Is it acceptable to go watch a "show and go"? The organization that runs our obedience classes is having an agility competition prep this weekend, and I would love to go watch! I have definitely caught the bug, and I cannot seem to get enough of all things training, competition prep, etc. With winter coming, there aren't many shows in the area, and I need to get my fix!


----------



## LazyGRanch713 (Jul 22, 2009)

DJEtzel said:


> Not trying to hijack, but I was wondering about this Lazy. I've been going to confo and multi-event shows lately (obedience/rally/confo) and was wondering how acceptable it is to take a non-trialing dog (Frag [only if he behaved] or my new puppy in the spring) and walk around with it. I'd really like to but don't want to get in troule...


Nobody has ever said a word about us not trialing. I've told people "we're here to watch" and they act like "oh how cool!" and ask Tag if he's going to be joining in the fun soon  Nowhere has anyone told me my non-trialing dog has to leave; he isn't rude and he's not a PITA and it's a good place to take him so he realizes people weren't put on this earth to fawn over him.
We're going to a C-Wags trial this weekend; from what I understand you can register that day and join a class. Depending on how I feel (I feel kind of funky today), we might just enter rally. If nothing else, it will be some entertainment for the spectators


----------



## Shaina (Oct 28, 2007)

agility collie mom said:


> The only thing I would add to this is to make sure if it is an indoor trial that crating space is not cramped (sometimes it is) before taking your dog. Outdoor trials are fine because there is a lot of space.


+2

Know the venue before bringing your dog (even your well-behaved dog), for the indoor trials. Some venues are so cramped it's unbelievable...others have gobs of space and bleachers, etc. 
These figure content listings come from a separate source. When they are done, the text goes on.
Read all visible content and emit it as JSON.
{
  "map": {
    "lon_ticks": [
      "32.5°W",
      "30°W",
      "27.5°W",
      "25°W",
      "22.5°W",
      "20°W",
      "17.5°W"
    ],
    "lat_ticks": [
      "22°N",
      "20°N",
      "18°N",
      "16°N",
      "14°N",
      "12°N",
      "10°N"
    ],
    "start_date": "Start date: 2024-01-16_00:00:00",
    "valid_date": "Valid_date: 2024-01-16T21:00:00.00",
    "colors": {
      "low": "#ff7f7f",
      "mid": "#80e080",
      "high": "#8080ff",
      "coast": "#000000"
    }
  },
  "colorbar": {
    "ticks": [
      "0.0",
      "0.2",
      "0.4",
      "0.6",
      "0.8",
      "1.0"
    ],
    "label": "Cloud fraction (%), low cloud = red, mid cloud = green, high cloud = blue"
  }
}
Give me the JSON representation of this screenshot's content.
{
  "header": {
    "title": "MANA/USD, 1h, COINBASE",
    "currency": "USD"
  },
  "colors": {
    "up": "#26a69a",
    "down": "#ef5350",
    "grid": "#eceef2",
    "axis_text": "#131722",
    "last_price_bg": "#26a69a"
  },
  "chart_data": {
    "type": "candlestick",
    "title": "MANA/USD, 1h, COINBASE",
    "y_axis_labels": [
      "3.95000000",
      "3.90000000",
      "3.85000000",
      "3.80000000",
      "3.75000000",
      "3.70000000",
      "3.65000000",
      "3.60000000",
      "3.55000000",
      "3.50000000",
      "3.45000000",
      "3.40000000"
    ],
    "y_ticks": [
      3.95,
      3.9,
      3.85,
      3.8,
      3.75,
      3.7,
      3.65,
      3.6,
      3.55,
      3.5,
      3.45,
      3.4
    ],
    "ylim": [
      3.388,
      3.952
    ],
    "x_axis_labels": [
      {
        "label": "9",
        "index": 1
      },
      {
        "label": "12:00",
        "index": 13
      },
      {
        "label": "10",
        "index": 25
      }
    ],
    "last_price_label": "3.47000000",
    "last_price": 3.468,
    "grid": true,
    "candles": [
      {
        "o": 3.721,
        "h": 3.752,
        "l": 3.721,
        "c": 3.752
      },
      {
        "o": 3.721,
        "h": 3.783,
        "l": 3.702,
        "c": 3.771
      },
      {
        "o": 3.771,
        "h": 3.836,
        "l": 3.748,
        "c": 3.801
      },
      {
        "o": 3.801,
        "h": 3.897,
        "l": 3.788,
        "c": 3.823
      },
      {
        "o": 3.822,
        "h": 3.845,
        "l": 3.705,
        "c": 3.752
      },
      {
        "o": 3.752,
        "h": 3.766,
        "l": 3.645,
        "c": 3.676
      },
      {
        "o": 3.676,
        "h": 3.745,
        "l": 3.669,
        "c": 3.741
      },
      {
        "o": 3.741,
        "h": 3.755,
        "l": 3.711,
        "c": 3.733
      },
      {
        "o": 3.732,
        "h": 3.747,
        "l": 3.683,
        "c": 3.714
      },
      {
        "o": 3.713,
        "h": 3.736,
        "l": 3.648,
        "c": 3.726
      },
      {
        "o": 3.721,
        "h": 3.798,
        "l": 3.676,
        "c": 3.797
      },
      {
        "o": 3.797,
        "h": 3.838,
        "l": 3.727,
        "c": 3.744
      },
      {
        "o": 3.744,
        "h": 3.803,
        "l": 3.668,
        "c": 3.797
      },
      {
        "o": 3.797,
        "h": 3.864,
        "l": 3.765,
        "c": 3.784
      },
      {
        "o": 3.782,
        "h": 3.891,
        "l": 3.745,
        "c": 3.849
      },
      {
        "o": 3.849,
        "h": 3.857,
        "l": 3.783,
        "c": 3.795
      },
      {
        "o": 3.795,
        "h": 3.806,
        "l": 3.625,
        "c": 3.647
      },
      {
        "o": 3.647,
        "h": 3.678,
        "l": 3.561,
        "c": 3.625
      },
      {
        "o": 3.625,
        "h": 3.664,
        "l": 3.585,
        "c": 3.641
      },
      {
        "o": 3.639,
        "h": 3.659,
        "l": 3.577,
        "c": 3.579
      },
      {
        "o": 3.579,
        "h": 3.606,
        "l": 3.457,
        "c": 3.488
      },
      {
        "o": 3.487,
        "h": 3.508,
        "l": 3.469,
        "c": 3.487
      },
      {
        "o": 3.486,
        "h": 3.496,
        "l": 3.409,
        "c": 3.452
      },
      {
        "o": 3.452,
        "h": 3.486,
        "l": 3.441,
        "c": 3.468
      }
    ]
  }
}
I don't even bring my non-trialing dogs along to a trial in which I am competing unless I'm certain there is space.



Shandwill said:


> Is it acceptable to go watch a "show and go"? The organization that runs our obedience classes is having an agility competition prep this weekend, and I would love to go watch! I have definitely caught the bug, and I cannot seem to get enough of all things training, competition prep, etc. With winter coming, there aren't many shows in the area, and I need to get my fix!


I've never seen a fun match/show'n go which was anything short of encouraging toward spectators. Volunteer to set bars and you'll find yourself in the thick of things before you can blink. Just let them know if you need some on-the-job training!


----------



## Shandwill (Jul 23, 2010)

Thanks Shaina! I heard back from the head of my training organization today, and she was very encouraging.  Should be a lot of fun!


----------